The future is Maggie
Secretary, a strange fairy tale with a kinky twist, is a highly recommended watch
Secretary is a miracle of casting. Maggie Gyllenhaal as Miss Lee Holloway, the titular office worker, is a revelation and a delight. If there is any justice in the world, and there is, this film should make her a star. Take it from me, I have seen the future and her name is Maggie.
This strange comedy takes place in the office of E Edward Grey, a lawyer with a strange sexual dysfunction. He is unable to have a normal relationship with a woman, if we define a normal relationship as one that includes sex and conversation. James Spader as Grey is so good it is almost impossible to imagine anyone else in the role.
The film begins with an irresistible scene: Holloway in a prim office suit, handcuffed, walks around a near-Gothic office, picking up documents with her teeth and fingers and making coffee. She does all this with a beatific smile on her face.
Then the movie steps back six months. We see Holloway leaving an institution. She is given to cutting herself, though even this she does with great decorum. She cuts herself carefully making sure the cuts are not accessible to the casual eye.
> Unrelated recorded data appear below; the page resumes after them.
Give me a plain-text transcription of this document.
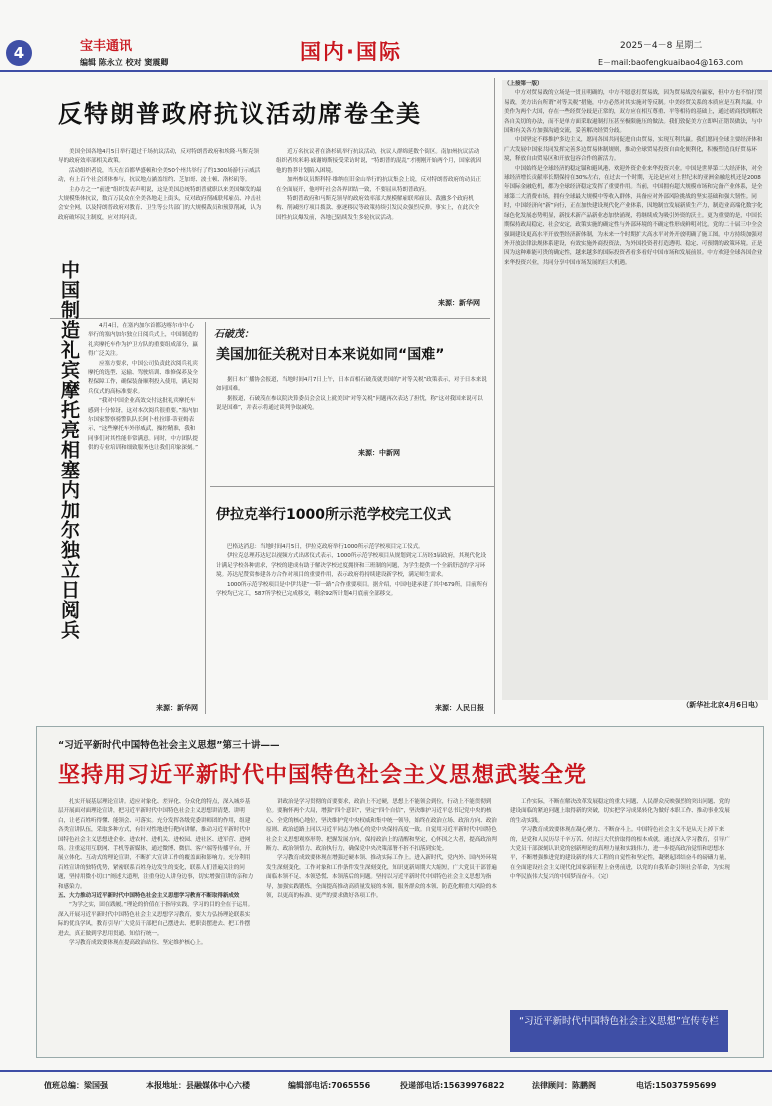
4	宝丰通讯
编辑 陈永立 校对 窦震卿	国内·国际	2025－4－8 星期二
E－mail:baofengkuaibao4@163.com
反特朗普政府抗议活动席卷全美

美国全国各地4月5日举行超过千场抗议活动，反对特朗普政府和埃隆·马斯克领导的政府效率部相关政策。

活动组织者说，当天在首都华盛顿和全美50个州共举行了约1300场游行示威活动，有上百个社会团体参与，抗议地点涵盖纽约、芝加哥、波士顿、洛杉矶等。

主办方之一“前进”组织发表声明说，这是美国总统特朗普就职以来美国爆发的最大规模集体抗议，数百万民众在全美各地走上街头，反对政府削减联邦雇员、冲击社会安全网，以及特朗普政府对教育、卫生等公共部门的大规模裁员和预算削减，认为政府破坏民主制度，应对其问责。

近万名抗议者在洛杉矶举行抗议活动，抗议人群绵延数个街区。南加州抗议活动组织者埃米莉·戚谢姆斯接受采访时说，“特朗普的混乱”才刚刚开始两个月，国家就因他的鲁莽计划陷入困境。

加州参议员斯科特·维纳在旧金山举行的抗议集会上说，反对特朗普政府的动员正在全面展开，他呼吁社会各界团结一致，不要屈从特朗普政府。

特朗普政府和马斯克领导的政府效率部大规模解雇联邦雇员、裁撤多个政府机构、削减医疗项目拨款、驱逐移民等政策持续引发民众强烈反弹。事实上，在此次全国性抗议爆发前，各地已陆续发生多轮抗议活动。

来源：新华网
中国制造礼宾摩托亮相塞内加尔独立日阅兵	4月4日，在塞内加尔首都达喀尔市中心举行的塞内加尔独立日阅兵式上，中国制造的礼宾摩托车作为护卫方队的重要组成部分，赢得广泛关注。

应塞方要求，中国公司负责此次阅兵礼宾摩托的选型、运输、驾驶培训、维修保养及全程保障工作，确保装备顺利投入使用，满足阅兵仪式的高标准要求。

“我对中国企业高效交付这批礼宾摩托车感到十分惊讶，这对本次阅兵很重要。”塞内加尔国家警察骑警队队长阿卜杜拉耶·蒂亚姆表示，“这些摩托车外形威武，操控精准，我和同事们对其性能非常满意。同时，中方团队提供的专业培训和细致服务也让我们印象深刻。”

来源：新华网
石破茂：
美国加征关税对日本来说如同“国难”

据日本广播协会报道，当地时间4月7日上午，日本首相石破茂就美国的“对等关税”政策表示，对于日本来说如同国难。

据报道，石破茂在参议院决算委员会会议上就美国“对等关税”问题再次表达了担忧，称“这对我国来说可以说是国难”，并表示将通过谈判争取减免。

来源：中新网
伊拉克举行1000所示范学校完工仪式

巴格达消息：当地时间4月5日，伊拉克政府举行1000所示范学校项目完工仪式。

伊拉克总理苏达尼以视频方式出席仪式表示，1000所示范学校项目从规划到完工历经3届政府，其现代化设计满足学校各种需求，学校的建成有助于解决学校过度拥挤和三班制的问题，为学生提供一个全新舒适的学习环境。苏达尼赞赏参建各方合作对项目的重要作用，表示政府将持续建设新学校，满足师生需求。

1000所示范学校项目是中伊共建“一带一路”合作重要项目。据介绍，中国电建承建了其中679所，目前所有学校均已完工，587所学校已完成移交，剩余92所计划4月底前全部移交。

来源：人民日报
（上接第一版）

中方对贸易战的立场是一贯且明确的，中方不愿意打贸易战，因为贸易战没有赢家，但中方也不怕打贸易战，美方出台所谓“对等关税”措施，中方必然对其实施对等反制。中美经贸关系的本质应是互利共赢。中美作为两个大国，存在一些经贸分歧是正常的，双方应在相互尊重、平等相待的基础上，通过磋商找到解决各自关切的办法，而不是单方面采取遏制打压甚至极限施压的做法。我们敦促美方立即纠正错误做法，与中国和有关各方加强沟通交流，妥善解决经贸分歧。

中国坚定不移推护多边主义，愿同各国共同促进自由贸易，实现互利共赢。我们愿同全球主要经济体和广大发展中国家共同发挥完善多边贸易体制规则，推动全球贸易投资自由化便利化，积极塑造良好贸易环境，释放自由贸易区和开放包容合作的新活力。

中国始终是全球经济的稳定锚和避风港，欢迎外资企业来华投资兴业。中国是世界第二大经济体，对全球经济增长贡献率长期保持在30%左右，在过去一个时期，无论是应对上世纪末的亚洲金融危机还是2008年国际金融危机，都为全球经济稳定发挥了重要作用。当前，中国拥有超大规模市场和完备产业体系，是全球第二大消费市场，拥有全球最大规模中等收入群体，具备应对外部风险挑战的坚实基础和强大韧性。同时，中国经济向“新”向行，正在加快建设现代化产业体系，因地制宜发展新质生产力，制造业高端化数字化绿色化发展态势明显，新技术新产品新业态加快涌现，将继续成为吸引外资的沃土。更为重要的是，中国长期保持政局稳定、社会安定，政策实施的确定性与外部环境的不确定性形成鲜明对比。党的二十届三中全会强调建设更高水平开放型经济新体制，为未来一个时期扩大高水平对外开放明确了施工图。中方持续加强对外开放法律法规体系建设，有效实施外商投资法，为外国投资者打造透明、稳定、可预期的政策环境。正是因为这种难能可贵的确定性，越来越多的国际投资者看多看好中国市场和发展前景。中方欢迎全球各国企业来华投资兴业，共同分享中国市场发展的巨大机遇。

（新华社北京4月6日电）
“习近平新时代中国特色社会主义思想”第三十讲——
坚持用习近平新时代中国特色社会主义思想武装全党

扎实开展基层理论宣讲。适应对象化、差异化、分众化的特点，深入城乡基层开展面对面理论宣讲，把习近平新时代中国特色社会主义思想讲清楚、讲明白，让老百姓听得懂、能领会、可落实。充分发挥各级党委讲师团的作用，组建各类宣讲队伍，采取多种方式，有针对性地进行靶向讲解，推动习近平新时代中国特色社会主义思想进企业、进农村、进机关、进校园、进社区、进军营、进网络。注重运用互联网、手机等新媒体，通过微博、微信、客户端等传播平台，开展立体化、互动式的理论宣讲，不断扩大宣讲工作的覆盖面和影响力。充分利用百姓宣讲的独特优势，紧密联系百姓身边发生的变化，联系人们普遍关注的问题，坚持用微小切口“阐述大道理，注重身边人讲身边事，切实增强宣讲的亲和力和感染力。

五、大力推动习近平新时代中国特色社会主义思想学习教育不断取得新成效

“为学之实，固在践履。”理论的价值在于指导实践，学习的目的全在于运用。深入开展习近平新时代中国特色社会主义思想学习教育，要大力弘扬理论联系实际的优良学风，教育引导广大党员干部把自己摆进去、把职责摆进去、把工作摆进去，真正做到学思用贯通、知信行统一。

学习教育成效要体现在提高政治站位、坚定维护核心上。

讲政治是学习贯彻的首要要求，政治上不过硬，思想上不能领会到位，行动上不能贯彻到位。要胸怀两个大局，增强“四个意识”，坚定“四个自信”，坚决维护习近平总书记党中央的核心、全党的核心地位，坚决维护党中央权威和集中统一领导，始终在政治立场、政治方向、政治原则、政治道路上同以习近平同志为核心的党中央保持高度一致。自觉用习近平新时代中国特色社会主义思想观察形势、把握发展方向，保持政治上的清醒和坚定，心怀国之大者，提高政治判断力、政治领悟力、政治执行力，确保党中央决策部署不折不扣落到实处。

学习教育成效要体现在增强过硬本领、推动实际工作上。进入新时代，党内外、国内外环境发生深刻变化，工作对象和工作条件发生深刻变化，知识更新周期大大缩短，广大党员干部普遍面临本领不足、本领恐慌、本领落后的问题。坚持以习近平新时代中国特色社会主义思想为指导，加强实践锻炼，全面提高推动高质量发展的本领、服务群众的本领、防范化解重大风险的本领，以更高的标准、更严的要求做好各项工作。

工作实际，不断在解决改革发展稳定的重大问题、人民群众反映强烈的突出问题、党的建设面临的紧迫问题上取得新的突破，切实把学习成果转化为做好本职工作、推动事业发展的生动实践。

学习教育成效要体现在凝心聚力、不断奋斗上。中国特色社会主义不是从天上掉下来的，是党和人民历尽千辛万苦、付出巨大代价取得的根本成就。通过深入学习教育，引导广大党员干部深刻认识党的创新理论的真理力量和实践伟力，进一步提高政治觉悟和思想水平，不断增强推进党的建设新的伟大工程的自觉性和坚定性，凝聚起团结奋斗的磅礴力量，在全面建设社会主义现代化国家新征程上奋勇前进，以党的自我革命引领社会革命，为实现中华民族伟大复兴的中国梦而奋斗。（完）

“习近平新时代中国特色社会主义思想”宣传专栏
值班总编：梁国强	本报地址：县融媒体中心六楼	编辑部电话:7065556	投递部电话:15639976822	法律顾问：陈鹏阁	电话:15037595699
Grey's is not a casual eye. He sees her pain and her shame, and her desperate attempts to live in the world. He sees into her. He tells her to stop hurting herself. But he also tells her what to wear, what to eat, how to speak. She obeys every word.
One day, when she makes one too many typing errors, Grey spanks her. She comes alive. This is one of the most affecting scenes in the movie. There is no way to watch it without feeling Holloway's emotions as they course across her face. Never mind the theories about feminism and neurosis, the scene cuts through mere talk.
Gyllenhaal's face is a pleasure to watch. The camera often observes her privately, in a way that the other characters in the movie cannot. So the viewer gets to see her naked, without any protection. We can see the emotions pass through her and it is as intimate an experience as you can imagine.
The closest Grey and Holloway come to sex is with the secretary bent over her desk, her hands flat on the surface. There is no touching. Afterward, disgusted with himself, the lawyer sends his secretary away.
Here the movie becomes a love story. Holloway, bereft and confused, goes back to her life, such as it is. She even consents to marry a man (Jeremy Davies) who seems almost as baffled as she. At the last possible moment, wearing her wedding dress, she rushes back to the cold-hearted lawyer. He tells her to sit on a desk with her hands on the table and her feet on the floor and he goes away. She sits there for days. She becomes a news story. Friends and neighbours come to see her. Grey reads about her in the paper. Finally, convinced of her devotion, he comes to collect her.
They are married and live happily, if not ever after, just about.
Steven Shainberg directed and produced the movie, as well as writing the screenplay with Erin Cressida Wilson. It is based on a story by diva Mary Gaitskill but the movie somehow delivers more than the book. This is very likely due to Gyllenhaal and some excellent choices by Shainberg, for instance in the music.
Angelo Badalementi's score is as eerie and atmospheric as his lush soundtrack for David Lynch's Twin Peaks movies. It drives the narrative at points, and even reprises old favourites such as Leonard Cohen's I'm Your Man.
There are standout set pieces. In a montage of scenes we see Holloway on Grey's desk wearing a saddle, a smile and little else. When Grey clamps a carrot between her teeth it is clear that she is smiling through the vegetable. Gyllenhaal's smile is a luminous thing. There is no way to see it without being just a little better convinced about the essential sweetness of the world.
This strange fairly tale with a very kinky twist is the first movie I have seen in many months that left me utterly satisfied. I cannot recommend it highly enough.